The influx of unique and sweet and romantic and funny and audacious marriage proposals are everywhere on the ol’ innernetz these days. Some are vomit-inducing (I say that in the kindest way I can), some are completely moronic, some are so bloody romantic they meme their way across facebook profiles faster than herpes spreads in a college freshman dorm room.

This summer, at my cousin’s wedding, my other cousin was proposed to during the evening. (Now, now, don’t fret. Mike totally asked the bride’s permission before he stole any thunder…) We had been watching everyone dance when my husband leaned over to me and whispered that Mike was proposing to Jessica.
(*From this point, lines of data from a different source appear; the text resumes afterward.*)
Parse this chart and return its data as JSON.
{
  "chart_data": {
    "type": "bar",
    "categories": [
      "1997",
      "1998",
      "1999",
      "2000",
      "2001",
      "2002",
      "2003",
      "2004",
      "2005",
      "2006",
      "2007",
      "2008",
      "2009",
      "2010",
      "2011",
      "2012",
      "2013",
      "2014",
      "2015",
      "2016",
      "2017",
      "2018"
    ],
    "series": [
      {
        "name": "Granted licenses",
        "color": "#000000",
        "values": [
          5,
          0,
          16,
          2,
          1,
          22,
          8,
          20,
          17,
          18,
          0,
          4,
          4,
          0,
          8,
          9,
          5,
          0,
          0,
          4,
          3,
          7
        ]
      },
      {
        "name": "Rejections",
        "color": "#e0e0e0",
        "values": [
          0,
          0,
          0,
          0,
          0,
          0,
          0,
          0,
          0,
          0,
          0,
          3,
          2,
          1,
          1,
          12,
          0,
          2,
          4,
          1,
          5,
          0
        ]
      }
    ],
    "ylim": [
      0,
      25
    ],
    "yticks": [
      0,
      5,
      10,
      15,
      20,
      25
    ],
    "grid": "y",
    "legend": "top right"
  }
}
Well. By my hollering, you would have thought it was me being proposed to. I yelled and hooted and jumped out and down and basically looked (and sounded) like a complete dork. I blame the bottle glass of wine I was drinking. It was so freakin’ cool. I have never witnessed a proposal before. Truly, it was something special to behold.

My own little proposal would never warrant a million hits on YouTube. I was about four months pregnant with our first child (totally planned, y’all). We never were that type to do things in the traditional manner. Then again, nowadays, what the hell is traditional? For me, being married was important. Getting married wasn’t.

My darling came home that afternoon from a day of fishing with his buddy. He knelt down on one knee, rubbed my tummy and asked me if I would do him the honour of being his wife.

My response was to ask him if he had been drinking.

“Of course,” he replied. “I needed a little liquid courage in me to ask you!” to which we both laughed.

I said yes, obviously. We got married the following year, surprising our families at a birthday barbeque. No one knew what we were up to that day until we handed out “invitations” when the marriage commissioner showed up. My bouquet was my deliciously chubby baby boy. We stood by my sister-in-law’s pond, surrounded by immediate family all clad in beach wear, flip-flops and shorts.

Still, regardless of the lack of a fancy white dress, tuxedos, bridesmaids and groomsmen, flowers and oodles of money spent on our day, those words we vowed to one another over twelve years ago were still as sweet and true as anyone’s.